Ne emerge con chiarezza il profilo di una chirurgia contemporanea che non si esaurisce nel gesto tecnico del singolo operatore, ma si fonda sull’interazione tra diverse competenze. Nei tumori testa-collo questo aspetto è particolarmente importante, perché ogni intervento coinvolge aspetti oncologici, funzionali, anestesiologici, ricostruttivi e post-operatori che devono essere gestiti in maniera coordinata.
Monaldi, centro di riferimento nella chirurgia oncologica ORL
L’intervento consolida il posizionamento dell’Ospedale Monaldi come centro di eccellenza nella chirurgia oncologica otorinolaringoiatrica. Secondo i dati AGENAS riportati dalla struttura, la UOC di ORL del Monaldi è oggi la prima nel Sud Italia per chirurgia oncologica otorinolaringoiatrica. Un risultato che viene letto anche alla luce dei flussi di mobilità sanitaria: dal 1° aprile 2023, con l’arrivo del professor Tortoriello alla direzione della struttura, sono stati registrati circa 164 pazienti extraregionali.

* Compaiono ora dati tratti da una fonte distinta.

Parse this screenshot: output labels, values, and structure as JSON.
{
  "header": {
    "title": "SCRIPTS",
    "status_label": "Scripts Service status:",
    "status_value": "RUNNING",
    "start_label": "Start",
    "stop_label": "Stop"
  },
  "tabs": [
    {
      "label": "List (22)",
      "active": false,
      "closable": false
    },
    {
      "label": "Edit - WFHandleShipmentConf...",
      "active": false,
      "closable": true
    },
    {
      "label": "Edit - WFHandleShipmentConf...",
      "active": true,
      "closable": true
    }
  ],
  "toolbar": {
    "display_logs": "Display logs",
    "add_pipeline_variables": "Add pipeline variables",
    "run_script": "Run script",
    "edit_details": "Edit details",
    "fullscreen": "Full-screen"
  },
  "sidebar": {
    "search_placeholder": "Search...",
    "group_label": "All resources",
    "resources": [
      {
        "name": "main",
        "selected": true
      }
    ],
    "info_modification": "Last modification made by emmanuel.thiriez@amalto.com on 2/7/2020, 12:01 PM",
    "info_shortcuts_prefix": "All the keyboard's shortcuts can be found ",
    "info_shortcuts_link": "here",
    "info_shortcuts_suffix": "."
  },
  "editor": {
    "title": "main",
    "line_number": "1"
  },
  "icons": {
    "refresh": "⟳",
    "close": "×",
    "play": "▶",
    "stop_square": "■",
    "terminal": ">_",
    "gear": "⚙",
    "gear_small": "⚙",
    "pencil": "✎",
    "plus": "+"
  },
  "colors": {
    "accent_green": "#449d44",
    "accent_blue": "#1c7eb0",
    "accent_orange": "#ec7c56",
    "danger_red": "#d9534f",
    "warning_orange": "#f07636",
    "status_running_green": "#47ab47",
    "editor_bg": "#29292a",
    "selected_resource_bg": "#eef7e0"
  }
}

È un dato che racconta la capacità di attrazione di un centro quando competenze specialistiche, organizzazione e tecnologie avanzate riescono a tradursi in percorsi clinici credibili anche per i casi più complessi. In un settore come quello della chirurgia testa-collo, dove l’impatto sulla qualità della vita è spesso molto rilevante, la disponibilità di tecniche mini-invasive e di un approccio multidisciplinare può fare la differenza sia nell’esperienza del paziente sia nel recupero dopo l’intervento.
Un risultato che guarda al futuro
Il significato di questa procedura va quindi oltre il singolo successo operatorio. Da un lato, conferma l’evoluzione della chirurgia robotica applicata ai tumori del distretto testa-collo; dall’altro, mostra come anche nel Sud Italia sia possibile affrontare patologie oncologiche complesse con standard elevati, unendo radicalità oncologica e attenzione alla funzione.
A sottolinearlo è anche il Direttore Generale avv. Anna Iervolino: «Il successo di una procedura così complessa testimonia la qualità delle professionalità presenti nella nostra Azienda e la capacità di integrare esperienza chirurgica, innovazione tecnologica e lavoro multidisciplinare».